Rated load is determined by loading the transformer on a continuous basis and observing the steady state temperature rise. The losses that are generated inside the transformer on load appear as heat. This heats the transformer and the temperature of the transformer increases. The insulation of the transformer is the one to get affected by this rise in the temperature. Both paper and oil which are used for insulation in the transformer start get- ting degenerated and get decomposed. If the flash point of the oil is reached the transformer goes up in flames.
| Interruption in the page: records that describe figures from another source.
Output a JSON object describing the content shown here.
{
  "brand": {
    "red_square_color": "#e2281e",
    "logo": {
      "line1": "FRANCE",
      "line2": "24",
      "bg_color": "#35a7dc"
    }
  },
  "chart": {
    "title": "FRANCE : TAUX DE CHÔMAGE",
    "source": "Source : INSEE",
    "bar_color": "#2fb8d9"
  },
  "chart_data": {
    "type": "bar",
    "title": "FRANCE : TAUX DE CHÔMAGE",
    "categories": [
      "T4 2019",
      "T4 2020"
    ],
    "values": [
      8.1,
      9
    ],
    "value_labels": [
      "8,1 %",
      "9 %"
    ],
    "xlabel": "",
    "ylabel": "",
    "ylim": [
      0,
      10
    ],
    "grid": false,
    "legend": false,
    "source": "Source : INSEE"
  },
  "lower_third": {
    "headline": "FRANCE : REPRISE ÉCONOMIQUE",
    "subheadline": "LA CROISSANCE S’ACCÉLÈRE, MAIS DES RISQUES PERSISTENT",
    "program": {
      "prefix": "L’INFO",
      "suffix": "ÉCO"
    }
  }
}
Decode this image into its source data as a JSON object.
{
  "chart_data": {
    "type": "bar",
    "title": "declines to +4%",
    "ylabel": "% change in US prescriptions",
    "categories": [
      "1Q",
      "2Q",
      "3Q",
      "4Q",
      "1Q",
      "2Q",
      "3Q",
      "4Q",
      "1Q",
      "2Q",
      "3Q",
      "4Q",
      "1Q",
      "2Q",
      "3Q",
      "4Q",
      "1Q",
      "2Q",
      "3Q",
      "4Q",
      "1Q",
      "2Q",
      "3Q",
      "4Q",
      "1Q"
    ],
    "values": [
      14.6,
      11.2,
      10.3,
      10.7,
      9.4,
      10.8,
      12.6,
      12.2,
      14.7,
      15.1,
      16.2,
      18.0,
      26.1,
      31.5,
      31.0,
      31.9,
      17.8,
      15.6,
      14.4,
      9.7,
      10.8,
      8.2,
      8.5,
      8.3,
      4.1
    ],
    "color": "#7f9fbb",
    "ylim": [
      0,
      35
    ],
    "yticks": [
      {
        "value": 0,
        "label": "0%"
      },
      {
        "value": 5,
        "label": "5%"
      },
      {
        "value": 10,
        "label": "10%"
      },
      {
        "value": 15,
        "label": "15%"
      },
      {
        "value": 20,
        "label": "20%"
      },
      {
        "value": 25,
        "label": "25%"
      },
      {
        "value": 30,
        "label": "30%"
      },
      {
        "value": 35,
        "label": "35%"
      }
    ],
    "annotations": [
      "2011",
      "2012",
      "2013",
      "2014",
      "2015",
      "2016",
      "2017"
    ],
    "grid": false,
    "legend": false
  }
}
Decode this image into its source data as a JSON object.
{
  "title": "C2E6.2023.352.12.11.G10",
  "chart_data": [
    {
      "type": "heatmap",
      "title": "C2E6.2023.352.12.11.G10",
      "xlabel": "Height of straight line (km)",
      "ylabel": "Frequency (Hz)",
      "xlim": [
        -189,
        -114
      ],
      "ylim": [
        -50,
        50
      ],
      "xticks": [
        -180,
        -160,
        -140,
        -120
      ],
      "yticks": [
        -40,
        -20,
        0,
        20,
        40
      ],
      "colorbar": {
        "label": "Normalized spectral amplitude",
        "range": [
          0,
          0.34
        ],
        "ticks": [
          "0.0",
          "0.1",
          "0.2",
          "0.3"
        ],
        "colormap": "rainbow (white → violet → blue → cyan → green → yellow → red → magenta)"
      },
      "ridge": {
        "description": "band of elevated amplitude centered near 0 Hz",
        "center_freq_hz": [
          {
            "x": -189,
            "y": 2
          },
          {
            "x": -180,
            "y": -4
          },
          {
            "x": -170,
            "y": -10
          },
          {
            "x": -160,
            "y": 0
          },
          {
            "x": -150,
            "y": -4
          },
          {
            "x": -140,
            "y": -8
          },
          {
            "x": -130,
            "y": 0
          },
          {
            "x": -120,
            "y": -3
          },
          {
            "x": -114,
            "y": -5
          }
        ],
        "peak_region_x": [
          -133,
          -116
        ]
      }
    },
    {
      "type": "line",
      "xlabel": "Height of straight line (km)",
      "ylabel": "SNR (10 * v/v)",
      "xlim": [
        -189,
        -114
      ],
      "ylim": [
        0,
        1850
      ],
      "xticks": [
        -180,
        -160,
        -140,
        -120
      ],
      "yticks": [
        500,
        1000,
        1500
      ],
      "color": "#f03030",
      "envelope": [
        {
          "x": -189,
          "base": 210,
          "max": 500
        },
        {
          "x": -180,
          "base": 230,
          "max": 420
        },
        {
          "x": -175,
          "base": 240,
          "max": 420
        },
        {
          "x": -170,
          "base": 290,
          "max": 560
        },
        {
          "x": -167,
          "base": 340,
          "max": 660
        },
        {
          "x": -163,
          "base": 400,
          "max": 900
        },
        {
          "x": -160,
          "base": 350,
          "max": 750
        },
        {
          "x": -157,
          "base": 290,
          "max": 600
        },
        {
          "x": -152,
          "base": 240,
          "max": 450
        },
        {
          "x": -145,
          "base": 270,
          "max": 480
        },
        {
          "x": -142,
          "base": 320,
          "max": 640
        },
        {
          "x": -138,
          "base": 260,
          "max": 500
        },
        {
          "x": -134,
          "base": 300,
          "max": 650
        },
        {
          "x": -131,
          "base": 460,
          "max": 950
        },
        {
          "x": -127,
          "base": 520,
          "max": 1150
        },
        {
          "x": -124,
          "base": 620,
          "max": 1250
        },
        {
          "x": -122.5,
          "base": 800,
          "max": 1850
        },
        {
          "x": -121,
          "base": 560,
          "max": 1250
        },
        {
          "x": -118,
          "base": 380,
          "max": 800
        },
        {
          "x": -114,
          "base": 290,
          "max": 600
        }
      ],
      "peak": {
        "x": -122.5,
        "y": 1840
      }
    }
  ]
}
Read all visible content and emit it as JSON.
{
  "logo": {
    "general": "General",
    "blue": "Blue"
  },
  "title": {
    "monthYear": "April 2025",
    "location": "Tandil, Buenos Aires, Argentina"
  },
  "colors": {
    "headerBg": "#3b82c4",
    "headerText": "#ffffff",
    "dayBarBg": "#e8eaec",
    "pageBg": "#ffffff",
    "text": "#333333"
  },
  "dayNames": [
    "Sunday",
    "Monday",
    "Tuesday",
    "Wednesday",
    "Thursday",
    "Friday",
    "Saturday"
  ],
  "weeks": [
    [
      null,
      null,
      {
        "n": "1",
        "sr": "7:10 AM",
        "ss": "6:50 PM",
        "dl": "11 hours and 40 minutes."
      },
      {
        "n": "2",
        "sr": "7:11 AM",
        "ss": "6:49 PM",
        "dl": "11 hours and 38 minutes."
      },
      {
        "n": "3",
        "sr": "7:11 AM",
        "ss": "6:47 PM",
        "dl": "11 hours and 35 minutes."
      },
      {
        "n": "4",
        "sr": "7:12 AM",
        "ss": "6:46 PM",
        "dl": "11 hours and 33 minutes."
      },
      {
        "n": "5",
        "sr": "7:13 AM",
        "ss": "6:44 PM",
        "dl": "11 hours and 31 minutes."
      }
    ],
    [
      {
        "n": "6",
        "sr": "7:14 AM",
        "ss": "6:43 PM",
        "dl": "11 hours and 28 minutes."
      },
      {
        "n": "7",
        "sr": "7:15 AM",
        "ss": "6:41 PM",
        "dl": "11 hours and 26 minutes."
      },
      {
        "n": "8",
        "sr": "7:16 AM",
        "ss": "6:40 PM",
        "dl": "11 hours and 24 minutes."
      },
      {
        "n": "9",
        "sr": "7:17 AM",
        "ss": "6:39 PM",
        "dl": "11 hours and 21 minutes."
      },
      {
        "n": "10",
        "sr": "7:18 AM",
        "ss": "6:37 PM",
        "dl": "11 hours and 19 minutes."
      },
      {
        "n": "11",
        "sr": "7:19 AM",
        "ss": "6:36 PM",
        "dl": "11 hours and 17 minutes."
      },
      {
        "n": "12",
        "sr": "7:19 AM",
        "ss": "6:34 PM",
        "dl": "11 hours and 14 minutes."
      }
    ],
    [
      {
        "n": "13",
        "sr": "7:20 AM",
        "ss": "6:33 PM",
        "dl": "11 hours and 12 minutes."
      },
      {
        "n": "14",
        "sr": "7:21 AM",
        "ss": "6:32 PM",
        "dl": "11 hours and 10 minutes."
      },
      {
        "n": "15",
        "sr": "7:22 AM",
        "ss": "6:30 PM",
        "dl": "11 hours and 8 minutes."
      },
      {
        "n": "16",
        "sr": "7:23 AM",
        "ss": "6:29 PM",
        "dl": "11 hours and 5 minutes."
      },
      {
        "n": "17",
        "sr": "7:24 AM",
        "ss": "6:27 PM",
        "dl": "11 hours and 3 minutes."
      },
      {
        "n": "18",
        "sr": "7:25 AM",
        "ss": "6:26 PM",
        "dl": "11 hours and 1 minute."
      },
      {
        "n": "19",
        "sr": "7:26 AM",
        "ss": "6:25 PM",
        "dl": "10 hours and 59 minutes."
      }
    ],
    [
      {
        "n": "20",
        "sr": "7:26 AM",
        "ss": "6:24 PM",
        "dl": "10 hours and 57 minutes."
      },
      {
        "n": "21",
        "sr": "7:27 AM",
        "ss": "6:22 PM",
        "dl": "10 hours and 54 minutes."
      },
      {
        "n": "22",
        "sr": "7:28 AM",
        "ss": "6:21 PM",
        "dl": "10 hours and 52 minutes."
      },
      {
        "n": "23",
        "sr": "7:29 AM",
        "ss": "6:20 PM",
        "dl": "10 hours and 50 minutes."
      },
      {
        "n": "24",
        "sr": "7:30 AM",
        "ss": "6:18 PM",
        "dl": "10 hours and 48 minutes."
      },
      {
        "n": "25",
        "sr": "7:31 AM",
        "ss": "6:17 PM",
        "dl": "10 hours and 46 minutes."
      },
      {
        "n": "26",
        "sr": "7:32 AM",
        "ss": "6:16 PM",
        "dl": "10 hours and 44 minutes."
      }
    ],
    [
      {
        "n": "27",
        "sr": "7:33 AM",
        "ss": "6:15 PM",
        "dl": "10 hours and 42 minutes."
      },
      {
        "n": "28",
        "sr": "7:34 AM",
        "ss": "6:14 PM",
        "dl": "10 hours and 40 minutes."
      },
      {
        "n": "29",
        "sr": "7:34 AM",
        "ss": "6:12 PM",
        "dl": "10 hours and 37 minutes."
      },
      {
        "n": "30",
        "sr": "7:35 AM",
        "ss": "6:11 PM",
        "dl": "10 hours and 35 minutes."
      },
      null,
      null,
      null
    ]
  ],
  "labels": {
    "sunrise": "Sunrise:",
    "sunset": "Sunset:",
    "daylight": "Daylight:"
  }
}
Hence to have a reasonable life expectancy the loading of the transformer must be limited to that value which gives the maximum temperature rise tolerated by the insulation. This aspect of temperature rise cannot be guessed from the electrical equivalent circuit. Further, the losses like dielectric losses and stray load losses are not modeled in the

equivalent circuit and the actual loss under load condition will be in error to that extent. Many external means of removal of heat from the transformer in the form of different cooling methods give rise to different values for temperature rise of insulation. Hence these permit different levels of loading for the same transformer. Hence the only sure way of ascertaining the rating is by conducting a load test.

It is rather easy to load a transformer of small ratings. As the rating increases it becomes difficult to find a load that can absorb the requisite power and a source to feed the necessary current. As the transformers come in varied transformation ratios, in many cases it becomes extremely difficult to get suitable load impedance.

Further, the temperature rise of the transformer is due to the losses that take place ‘inside’ the transformer. The efficiency of the transformer is above 99% even in modest sizes which means 1 percent of power handled by the transformer actually goes to heat up the machine. The remaining 99% of the power has to be dissipated in a load impedance external to the machine. This is very wasteful in terms of energy also. ( If the load is of unity power factor) Thus the actual loading of the transformer is seldom resorted to. Equivalent loss methods of loading and ‘Phantom’ loading are commonly used in the case of transformers. The load is applied and held constant till the temperature rise of transformer reaches a steady value. If the final steady temperature rise is lower than the maximum permissible value, then load can be increased else it is decreased. That load current which gives the maximum permissible temperature rise is declared as the nominal or rated load current and the volt amperes are computed using the same.

In the equivalent loss method a short circuit test is done on the transformer. The short circuit current is so chosen that the resulting loss taking place inside the transformer is equivalent to the sum of the iron losses, full load copper losses and assumed stray load losses. By this method even though one can pump in equivalent loss inside the transformer, the actual distribution of this loss vastly differs from that taking place in reality. Therefore this test comes close to a load test but does not replace one.

Suitable voltage is injected into the loop formed by the two secondaries such that full load current passes through them. An equivalent current then passes through the primary also. The voltage source V1 supplies the magnetizing current and core losses for the two transformers. The second source supplies the load component of the current and losses due to the same. There is no power wasted in a load ( as a matter of fact there is no real load at all) and hence the name Phantom or virtual loading. The power absorbed by the second transformer which acts as a load is pushed back in to the mains. The two sources put together meet the core and copper losses of the two transformers. The transformers work with full flux drawing full load currents and hence are closest to the actual loading condition with a physical load.